Kilka miesięcy temu Maciej Stuhr prowadził galę wręczenia Polskich Nagród Filmowych, Orłów. Aktor podczas przemowy w formie przejęzyczeń przemycił aluzje do sprawy byłego prezydenta Wałęsy, "Polaków gorszego sortu", słynnej opony Andrzeja Dudy, a nawet tupolewa... Aktor razem z Mają Ostaszewską, Magdaleną Cielecką i Jackiem Poniedziałkiem pojawił się również na noworocznej okładce Newsweeka. Tomasz Lis przedstawił ich jako nowych sprzymierzeńców w walce z polityką PiS-u.

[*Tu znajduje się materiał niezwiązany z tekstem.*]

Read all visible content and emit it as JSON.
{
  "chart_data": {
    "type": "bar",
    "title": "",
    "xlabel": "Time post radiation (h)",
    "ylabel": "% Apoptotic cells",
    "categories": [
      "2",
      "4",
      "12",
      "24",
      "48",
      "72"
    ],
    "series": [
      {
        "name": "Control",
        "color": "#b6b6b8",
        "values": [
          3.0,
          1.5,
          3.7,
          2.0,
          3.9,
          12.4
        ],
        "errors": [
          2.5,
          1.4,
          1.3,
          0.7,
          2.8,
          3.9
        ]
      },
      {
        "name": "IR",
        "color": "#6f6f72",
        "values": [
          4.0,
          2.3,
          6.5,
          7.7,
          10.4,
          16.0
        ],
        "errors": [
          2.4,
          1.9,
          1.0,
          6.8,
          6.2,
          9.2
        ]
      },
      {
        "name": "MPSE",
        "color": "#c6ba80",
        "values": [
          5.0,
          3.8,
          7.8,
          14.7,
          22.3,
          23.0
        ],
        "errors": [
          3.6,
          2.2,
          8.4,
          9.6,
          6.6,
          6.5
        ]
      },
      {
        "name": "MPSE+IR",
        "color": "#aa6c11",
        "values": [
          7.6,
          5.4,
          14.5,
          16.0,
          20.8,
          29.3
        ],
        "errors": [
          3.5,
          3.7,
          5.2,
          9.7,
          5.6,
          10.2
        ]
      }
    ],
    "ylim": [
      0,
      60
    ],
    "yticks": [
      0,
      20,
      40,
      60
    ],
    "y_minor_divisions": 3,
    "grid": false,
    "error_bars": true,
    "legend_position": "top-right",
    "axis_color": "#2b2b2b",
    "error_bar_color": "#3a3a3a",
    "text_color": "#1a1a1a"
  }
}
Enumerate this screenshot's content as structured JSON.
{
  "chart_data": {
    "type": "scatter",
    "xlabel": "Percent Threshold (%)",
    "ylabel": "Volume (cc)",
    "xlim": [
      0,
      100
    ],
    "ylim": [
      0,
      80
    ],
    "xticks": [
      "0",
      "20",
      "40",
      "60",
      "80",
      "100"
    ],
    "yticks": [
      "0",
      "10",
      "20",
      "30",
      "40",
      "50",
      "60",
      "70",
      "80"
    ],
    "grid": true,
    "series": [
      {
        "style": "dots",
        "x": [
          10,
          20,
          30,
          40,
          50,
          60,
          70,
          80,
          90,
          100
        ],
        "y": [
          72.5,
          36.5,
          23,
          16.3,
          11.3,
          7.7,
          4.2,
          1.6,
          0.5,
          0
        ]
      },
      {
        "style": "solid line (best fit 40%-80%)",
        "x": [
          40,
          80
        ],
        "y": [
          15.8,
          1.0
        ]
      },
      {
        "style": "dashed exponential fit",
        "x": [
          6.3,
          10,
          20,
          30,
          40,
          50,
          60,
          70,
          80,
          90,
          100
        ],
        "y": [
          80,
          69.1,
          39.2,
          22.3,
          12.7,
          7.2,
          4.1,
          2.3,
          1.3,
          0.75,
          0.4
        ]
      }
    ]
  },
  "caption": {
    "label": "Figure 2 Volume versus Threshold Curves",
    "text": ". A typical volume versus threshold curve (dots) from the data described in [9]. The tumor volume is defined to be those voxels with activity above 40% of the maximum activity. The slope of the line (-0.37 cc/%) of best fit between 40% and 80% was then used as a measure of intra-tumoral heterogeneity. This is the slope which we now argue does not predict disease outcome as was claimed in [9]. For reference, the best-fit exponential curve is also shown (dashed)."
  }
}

Stuhr skomentował swoje zaangażowanie w sprawy społeczne. Przyznał, że osoby publiczne często czuję obowiązek skomentowania bieżących wydarzeń. Dodał, że obecnie żyjemy w burzliwej i niepewnej epoce. Stwierdził, że nikt już nie wierzy politykom, ponieważ stała się "bagnem":
Żyjemy w takiej burzliwej epoce. Mniej spokojnej niż kilka lat temu. Czasami osoby publiczne czują obowiązek wypowiedzenia się na temat świata, który nas otacza. Nikt już nie wierzy politykom, polityka to bagno. Ostatnią rzecz, jaką można zrobić, to uwierzyć politykom. Czasami nawet błahe wydarzenia zaczynamy interpretować z pewną nadwyżką. Mam w sobie chochlika, który nie pozwala mi trzymać języka za zębami.